Kemuraman saya karena ini, Timor Leste menghargai perbatasannya layaknya halaman rumah yang harus selalu bersih. Saya rasa memang seharusnya begitu, perbatasan adalah wajah sebuah negara. Wajah yang harus dijaga tetap menawan. Sisi Indonesia sebaliknya, perbatasan dibiarkan usang tanpa perawatan, negara ini besar, kaya tapi miskin perhatian di perbatasan. Ironis sekali, di balik gembar-gembor kredo pertumbuhan ekonomi yang tinggi dan pembangunan di kota besar, daerah perbatasan meringkuk dalam-dalam, tak dilirik.

Saya mengikuti langkah Zet yang cepat. Matahari sudah bersiap surut, nuansa jingga mulai merayap di bukit-bukit di belakang pesisir Wini. Zet kembali ke pos bantu, dia akan menempuh malam hari ini dengan penuh kesepian. Di Wini biasanya hanya ada dua petugas yang berjaga, dengan fasilitas yang super minim, bahkan harus bawa beras untuk bekal sendiri, tak ada warung makan di Wini, yang ada hanyalah suasana yang sepi dari hari ke hari, dari malam ke malam.
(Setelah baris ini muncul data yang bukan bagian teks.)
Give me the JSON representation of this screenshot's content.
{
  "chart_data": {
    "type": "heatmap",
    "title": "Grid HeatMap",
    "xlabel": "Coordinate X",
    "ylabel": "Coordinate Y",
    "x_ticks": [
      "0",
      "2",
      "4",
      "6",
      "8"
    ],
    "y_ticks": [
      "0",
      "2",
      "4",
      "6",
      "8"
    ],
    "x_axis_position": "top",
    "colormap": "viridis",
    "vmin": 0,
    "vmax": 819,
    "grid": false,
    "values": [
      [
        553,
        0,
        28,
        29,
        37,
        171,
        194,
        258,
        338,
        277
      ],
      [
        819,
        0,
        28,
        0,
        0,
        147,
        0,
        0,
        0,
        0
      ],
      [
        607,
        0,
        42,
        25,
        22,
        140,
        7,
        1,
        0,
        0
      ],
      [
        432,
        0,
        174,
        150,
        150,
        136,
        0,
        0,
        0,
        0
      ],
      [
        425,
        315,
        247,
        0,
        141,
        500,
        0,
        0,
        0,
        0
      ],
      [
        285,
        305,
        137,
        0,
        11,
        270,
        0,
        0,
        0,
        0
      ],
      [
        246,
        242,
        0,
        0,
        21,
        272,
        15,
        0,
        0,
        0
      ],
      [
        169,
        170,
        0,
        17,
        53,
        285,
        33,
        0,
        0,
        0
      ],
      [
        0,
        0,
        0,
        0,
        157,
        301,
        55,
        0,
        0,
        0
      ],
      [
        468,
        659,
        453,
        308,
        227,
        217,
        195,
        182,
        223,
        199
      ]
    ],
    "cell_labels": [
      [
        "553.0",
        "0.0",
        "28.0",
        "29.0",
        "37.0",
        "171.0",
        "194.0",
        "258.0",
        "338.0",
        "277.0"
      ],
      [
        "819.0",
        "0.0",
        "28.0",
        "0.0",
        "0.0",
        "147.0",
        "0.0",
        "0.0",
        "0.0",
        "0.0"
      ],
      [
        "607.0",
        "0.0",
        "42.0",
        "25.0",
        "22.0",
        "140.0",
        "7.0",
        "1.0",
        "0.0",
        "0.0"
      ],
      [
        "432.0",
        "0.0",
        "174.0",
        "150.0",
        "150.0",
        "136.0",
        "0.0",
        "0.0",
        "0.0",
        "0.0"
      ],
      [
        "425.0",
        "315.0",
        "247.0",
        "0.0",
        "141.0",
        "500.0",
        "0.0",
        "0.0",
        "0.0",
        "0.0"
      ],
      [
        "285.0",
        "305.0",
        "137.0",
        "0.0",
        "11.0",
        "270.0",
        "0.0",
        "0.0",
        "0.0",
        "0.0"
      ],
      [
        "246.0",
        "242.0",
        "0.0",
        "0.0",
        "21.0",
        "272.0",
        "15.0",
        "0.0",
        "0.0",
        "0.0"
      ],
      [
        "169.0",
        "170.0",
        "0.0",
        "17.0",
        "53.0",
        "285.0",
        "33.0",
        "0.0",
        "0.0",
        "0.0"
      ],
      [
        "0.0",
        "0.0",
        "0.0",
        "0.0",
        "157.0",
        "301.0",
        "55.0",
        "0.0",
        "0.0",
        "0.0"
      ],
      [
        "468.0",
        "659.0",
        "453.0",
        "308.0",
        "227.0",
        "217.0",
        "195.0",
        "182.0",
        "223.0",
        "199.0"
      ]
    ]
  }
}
Zet yang sudah sejak 1980 berdinas di Bea Cukai mengatakan ini lika-liku hidup. Dia beberapa tahun lagi pensiun, tapi matanya masih menyala-nyala semangat. Korsa Bea Cukai telah membuat dirinya menjadi seseorang yang tangguh dan tahan banting. Walaupun keluarganya jauh di Kupang sana, jika memang tugas negara sudah memanggil dan dia harus berjaga di Wini, ya itulah pengabdiannya. Tidak ada kompromi lagi. Zet akan menempuh jalan itu, walau harus berkawan dengan kesunyian dan keterpencilan.

Potret perbatasan yang a la kadarnya ini harus diubah. Beban berat Zet harus dibagi, dikurangi. Saya rasa dengan tanggung jawab sebagai pengawas perbatasan dengan ancaman resiko yang besar seperti kasus penyelundupan, dua orang pegawai di perbatasan adalah hal yang keterlaluan. Bagaimana hendak menegakkan muka di perbatasan jika kekuatannya justru dikebiri pemerintah sendiri? Ini potret pertama yang saya rekam di perbatasan. Potret tentang bagaimana negeri ini begitu pongah dalam propaganda, tapi abai dengan perbatasan sendiri.

Saya berpamit kepada Zet untuk kembali ke Atambua, menyisir jalanan tepi pantai utara Timor. Sejenak saya berhenti, rupanya matahari sedang tenggelam di tepian Tanjung Bastian. Saya menikmatinya, mentari turun selalu indah dipandang, selalu syahdu untuk dinikmati. Dengan penuh khidmat saya menikmati mentari yang turun, sembari memanjatkan doa, semoga Zet senantiasa diberi kesehatan saat bertugas menjaga perbatasan, semoga tugasnya dalam sepi adalah sebaik-baiknya pengabdian.

Selanjutnya sepanjang jalan pulang, saya diam dalam geram.

DSC_1161
Senja Tanjung Bastian

Realitas Garis Batas

Semalam di Atambua, pagi – pagi buta saya harus merayapi jalanan Pulau Timor lagi. Atambua dijuluki kota perbatasan, memang ini kota paling timur. Konon 1999 lalu, Atambua sibuk dan mencekam, pasca referendum arus pengungsi banyak sekali. Selain itu kondisi di perbatasan sangat-sangat tidak kondusif. Pembakaran di mana-mana, mayat di mana-mana.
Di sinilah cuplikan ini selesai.